When we were older, my mother always bought the most gorgeous trees. It was a joke between her and my father. He’d ask the price of the tree, and my mother would say $20 or $25 when it was really $40 or more. My aunt would visit and remark on how beautiful the tree was, and my father would tell her $20.00 knowing full well my mother had paid much more. My aunt always scoffed at my father. That was part of the fun.

“No one lights a lamp in order to hide it behind the door: the purpose of light is to create more light, to open people’s eyes, to reveal the marvels around.”

December 4, 2014

Yesterday I had a vision of the post-apocalyptic world, and very few had survived. There were only four cars at the dump, a miracle as it was closed for the two days prior to yesterday. I went to Benny’s for lights and cords, and it was near empty. I was almost tempted to buy a million batteries for when the lights go out. In front of my coffee-sandwich store there were several parking places right in front. I was the only customer at the counter. The roads were nearly empty, and I had no trouble crossing two lanes of traffic. It was cold out yesterday, and it did start to rain but not until I was nearly home so the weather wasn’t a deterrent. Where were the people?

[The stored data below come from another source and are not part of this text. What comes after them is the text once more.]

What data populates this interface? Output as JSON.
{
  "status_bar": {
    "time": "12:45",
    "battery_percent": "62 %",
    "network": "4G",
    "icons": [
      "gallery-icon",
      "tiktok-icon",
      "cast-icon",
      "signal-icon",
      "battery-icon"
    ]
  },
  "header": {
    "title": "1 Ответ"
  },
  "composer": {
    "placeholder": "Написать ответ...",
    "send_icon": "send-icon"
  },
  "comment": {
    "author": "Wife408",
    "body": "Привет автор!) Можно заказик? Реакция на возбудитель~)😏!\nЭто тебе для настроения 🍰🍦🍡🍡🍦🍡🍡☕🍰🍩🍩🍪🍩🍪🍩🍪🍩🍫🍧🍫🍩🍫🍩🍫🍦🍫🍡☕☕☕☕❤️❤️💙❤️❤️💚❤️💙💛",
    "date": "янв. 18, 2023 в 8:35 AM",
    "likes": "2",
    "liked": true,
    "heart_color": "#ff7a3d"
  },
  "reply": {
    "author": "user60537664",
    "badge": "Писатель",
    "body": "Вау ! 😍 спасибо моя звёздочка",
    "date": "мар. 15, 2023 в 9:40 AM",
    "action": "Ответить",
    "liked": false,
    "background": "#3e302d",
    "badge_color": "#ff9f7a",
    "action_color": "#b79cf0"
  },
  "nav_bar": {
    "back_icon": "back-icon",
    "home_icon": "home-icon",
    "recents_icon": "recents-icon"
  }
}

This morning an uninvited cat was sitting outside on my front steps. It looked quite at home. I was upstairs as was Gracie. That was a good thing because Gracie doesn’t like cats other than her own, and she’s not even sure about them. Gracie would have gone through the glass to get at that cat daring to invade her yard. I made noise and the cat just turned and looked at me and didn’t move. Finally I went down the stairs halfway and the cat scooted. Gracie never saw it. Catastrophe averted.

My outside Christmas lights look lovely. I added some white lights on top of the fence which look as if they are emanating from the giant star, and I outlined my sled and the skates hanging from it in colored lights. I put ball ornaments in a basket on the front step. My neighbor called last night to tell me how wonderful my house looks. Now I just have to get inside decorated. That will be a multi-day project but one which brings me joy and even wonder as I remember the history of the ornaments especially the ones from our family tree.

This afternoon I will finish the deck lights and call it a day. That book is waiting.